Secara konsep, mekanisme ini menempatkan pemulihan kerugian negara sebagai tujuan utama, bukan sekadar penghukuman tubuh atau badan.
Dalam praktik global, paradigma ini seringkali diasosiasikan dengan deferred prosecution agreement (DPA) atau juga dikenal dengan istilah non-prosecution agreement (NPA) yang saat ini telah banyak diterapkan di berbagai negara maju.
Secara normatif, wacana tentang denda damai di Indonesia bermuasal pada beberapa landasan hukum yang berlaku.
Pertama, dari sisi prinsip ultimum remedium dalam hukum pidana Indonesia, yang menempatkan pemidanaan penjara sebagai langkah terakhir. Artinya, penjara bukan satu-satunya solusi dari proses pemidanaan itu sendiri.
Kedua, jika kembali mencermati ketentuan dalam Undang-Undang Pemberantasan Tindak Pidana Korupsi (UU Tipikor) maka di sana dikenal yang namanya konsep pidana denda, uang pengganti, dan perampasan aset sebagai instrumen pemulihan kerugian negara.
Ketiga, dalam konteks arah pembaruan hukum pidana nasional, termasuk dalam konteks ini termaktub di dalam KUHP dan kebijakan hukum pidana modern, yang menitikberatkan pada aspek keadilan restoratif dan efektivitas penegakan hukum.
Dengan demikian, alasan rasional pengaplikasian pendekatan denda damai ini terletak pada efektivitas dan efisiensi itu sendiri.
Bercermin pada kenyataan di lapangan, proses peradilan korupsi yang panjang, berbelit, mahal, dan kompleks tidak jarang berujung pada hasil yang tidak sebanding dengan pemulihan aset.
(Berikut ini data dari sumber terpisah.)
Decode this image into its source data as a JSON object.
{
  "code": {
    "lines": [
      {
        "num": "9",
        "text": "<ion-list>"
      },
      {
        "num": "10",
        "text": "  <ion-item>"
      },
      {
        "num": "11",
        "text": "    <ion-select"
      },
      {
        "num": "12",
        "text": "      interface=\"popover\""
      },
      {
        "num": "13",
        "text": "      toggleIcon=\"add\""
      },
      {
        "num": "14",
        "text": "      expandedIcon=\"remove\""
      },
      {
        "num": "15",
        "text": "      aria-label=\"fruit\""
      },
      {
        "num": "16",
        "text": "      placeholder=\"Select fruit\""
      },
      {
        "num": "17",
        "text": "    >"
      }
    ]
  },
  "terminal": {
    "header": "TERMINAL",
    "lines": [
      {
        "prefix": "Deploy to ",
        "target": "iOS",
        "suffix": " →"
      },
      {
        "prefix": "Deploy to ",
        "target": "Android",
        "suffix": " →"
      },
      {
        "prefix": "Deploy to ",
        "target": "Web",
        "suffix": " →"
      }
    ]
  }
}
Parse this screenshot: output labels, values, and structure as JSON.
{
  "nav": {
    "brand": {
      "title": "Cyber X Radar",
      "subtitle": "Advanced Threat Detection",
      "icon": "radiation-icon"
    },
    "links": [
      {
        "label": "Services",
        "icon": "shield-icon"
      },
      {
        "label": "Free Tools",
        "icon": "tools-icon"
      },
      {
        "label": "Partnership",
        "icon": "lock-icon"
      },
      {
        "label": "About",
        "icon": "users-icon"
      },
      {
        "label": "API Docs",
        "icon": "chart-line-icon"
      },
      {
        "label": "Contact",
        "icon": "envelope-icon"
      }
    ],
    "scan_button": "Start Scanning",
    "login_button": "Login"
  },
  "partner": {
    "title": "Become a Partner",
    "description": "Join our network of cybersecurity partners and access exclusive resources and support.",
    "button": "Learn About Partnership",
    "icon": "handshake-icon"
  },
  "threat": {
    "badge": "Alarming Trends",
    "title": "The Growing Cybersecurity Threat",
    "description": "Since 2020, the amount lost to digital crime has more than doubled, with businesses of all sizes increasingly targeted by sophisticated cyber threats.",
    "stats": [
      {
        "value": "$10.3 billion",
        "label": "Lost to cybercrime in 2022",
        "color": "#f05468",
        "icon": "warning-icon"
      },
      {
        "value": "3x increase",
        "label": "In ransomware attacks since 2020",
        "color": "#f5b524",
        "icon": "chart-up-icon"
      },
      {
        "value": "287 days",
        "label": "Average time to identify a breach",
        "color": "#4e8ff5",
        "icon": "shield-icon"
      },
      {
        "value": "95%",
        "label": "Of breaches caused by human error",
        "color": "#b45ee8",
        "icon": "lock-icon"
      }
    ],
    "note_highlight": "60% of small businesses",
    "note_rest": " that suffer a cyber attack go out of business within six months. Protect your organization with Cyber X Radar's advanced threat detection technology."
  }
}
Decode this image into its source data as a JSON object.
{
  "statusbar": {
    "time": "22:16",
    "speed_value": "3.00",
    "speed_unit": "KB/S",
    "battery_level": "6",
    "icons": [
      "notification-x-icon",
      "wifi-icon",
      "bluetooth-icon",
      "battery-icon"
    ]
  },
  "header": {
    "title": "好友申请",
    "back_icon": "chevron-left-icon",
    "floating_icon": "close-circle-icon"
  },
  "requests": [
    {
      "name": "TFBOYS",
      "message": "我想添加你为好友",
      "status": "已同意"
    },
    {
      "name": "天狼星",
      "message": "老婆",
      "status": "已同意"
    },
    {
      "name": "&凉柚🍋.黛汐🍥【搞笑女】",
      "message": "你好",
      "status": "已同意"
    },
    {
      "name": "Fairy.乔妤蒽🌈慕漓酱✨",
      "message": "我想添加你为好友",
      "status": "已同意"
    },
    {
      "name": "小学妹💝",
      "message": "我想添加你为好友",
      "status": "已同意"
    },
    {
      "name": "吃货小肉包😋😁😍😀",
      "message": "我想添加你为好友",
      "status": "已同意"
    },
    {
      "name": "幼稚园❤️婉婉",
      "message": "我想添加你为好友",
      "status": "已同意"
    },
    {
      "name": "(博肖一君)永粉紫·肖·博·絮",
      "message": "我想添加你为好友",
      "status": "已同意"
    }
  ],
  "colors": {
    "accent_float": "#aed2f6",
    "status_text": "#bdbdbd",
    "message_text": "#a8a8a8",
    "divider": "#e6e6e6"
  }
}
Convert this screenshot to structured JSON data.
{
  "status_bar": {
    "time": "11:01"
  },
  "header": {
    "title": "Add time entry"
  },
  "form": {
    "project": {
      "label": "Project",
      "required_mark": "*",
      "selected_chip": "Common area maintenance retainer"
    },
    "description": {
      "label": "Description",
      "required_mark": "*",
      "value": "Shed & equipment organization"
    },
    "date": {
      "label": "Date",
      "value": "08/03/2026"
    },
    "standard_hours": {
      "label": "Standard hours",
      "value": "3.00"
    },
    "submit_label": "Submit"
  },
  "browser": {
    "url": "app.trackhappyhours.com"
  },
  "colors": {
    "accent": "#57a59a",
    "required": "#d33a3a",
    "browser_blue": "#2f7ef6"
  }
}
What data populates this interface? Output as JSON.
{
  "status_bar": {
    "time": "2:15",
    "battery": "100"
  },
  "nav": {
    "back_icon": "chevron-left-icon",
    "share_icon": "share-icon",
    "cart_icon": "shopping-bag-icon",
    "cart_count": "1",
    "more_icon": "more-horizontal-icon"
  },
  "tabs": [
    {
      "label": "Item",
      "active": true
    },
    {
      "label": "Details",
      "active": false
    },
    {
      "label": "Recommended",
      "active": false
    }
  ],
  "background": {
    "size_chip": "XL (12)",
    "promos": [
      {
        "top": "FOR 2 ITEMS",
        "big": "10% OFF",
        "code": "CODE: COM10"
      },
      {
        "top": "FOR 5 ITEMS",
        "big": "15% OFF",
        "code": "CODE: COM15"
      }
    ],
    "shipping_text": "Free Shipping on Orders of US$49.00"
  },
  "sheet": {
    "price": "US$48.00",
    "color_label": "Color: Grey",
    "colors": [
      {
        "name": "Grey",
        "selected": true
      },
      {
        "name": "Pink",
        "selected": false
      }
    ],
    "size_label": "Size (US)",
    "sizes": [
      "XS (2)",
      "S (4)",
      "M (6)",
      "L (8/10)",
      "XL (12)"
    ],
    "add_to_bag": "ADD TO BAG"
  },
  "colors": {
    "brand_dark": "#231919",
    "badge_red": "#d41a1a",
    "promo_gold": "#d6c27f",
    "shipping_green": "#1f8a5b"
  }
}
Bukti di lapangan menunjukkan bahwa pelaku yang telah dipidana penjara, tidak secara optimal mengembalikan kerugian negara.
Bertolak dari kelemahan tersebut, mekanisme denda damai diharapkan menjadi alternatif bagi negara dalam memperoleh kepastian pengembalian kerugian, mengurangi beban lembaga pemasyarakatan, serta menghemat biaya penegakan hukum.
Kesiapan SDM dan Sosialisasi Publik
Tentu, paradigma baru pemberantasan korupsi ini bergantung pada kesiapan sumber daya manusia aparat penegak hukum, baik itu dari sisi SDM penyidik, penuntut umum, hakim, hingga aparat pengelola aset negara.
Penerapan paradigma baru mau tidak mau menuntut adanya perubahan cara berpikir dari semula berorientasi penghukuman menuju pendekatan berbasis pemulihan dan kepentingan negara.
Tanpa kesiapan kognitif, mental dan kompetensi teknis, denda damai tentu saja tidak hanya gagal diterapkan, tapi juga berisiko disalahgunakan atau ditolak secara pasif oleh aparat sendiri.
Jika berkaca pada kapasitas aparat penegak hukum saat ini, perlu dilakukan pembekalan yang intensif terkait pemahaman seputar valuasi kerugian negara, audit forensik, perhitungan denda proporsional, sampai dengan mekanisme negosiasi hukum yang transparan dan akuntabel.
Pendekatan baru ini menuntut pemahaman hukum yang lebih komprehensif, mendalam dan lintas kompetensi.
Ini bukan lagi berbicara tentang ranah kerja hukum pidana konvensional, melainkan persilangan antara hukum, ekonomi, dan keuangan negara.
Karena itu, pelatihan khusus dan intensif disertai kebutuhan untuk pedoman teknis yang rinci menjadi prasyarat mutlak agar tidak menimbulkan persoalan baru berupa disparitas penerapan ataupun konflik kepentingan.
Termasuk yang tidak kalah penting adalah mengantisipasi persepsi liar dari masyarakat. Publik perlu sosialisasi dan edukasi seputar pemberlakuan paradigma baru ini.
Sosialisasi yang masif dan jujur menjadi langkah penting dan strategis untuk memperkenalkan mekanisme baru pemberantasan korupsi ini kepada khalayak luas.
Publik harus diberi pemahaman baru bahwa denda damai bukan pengampunan seperti yang disalahartikan beberapa pihak, tetapi ia merupakan strategi hukum untuk memastikan negara tidak terjebak dalam kerugian seperti yang telah dilakukan selama ini.
Akhirnya, penentuan akhir keberhasilan paradigma baru hukum ini terletak pada seberapa jauh konsep ini diterima masyarakat dan kemampuan pelaksana hukum dalam menerapkan aturan baru ini di lapangan.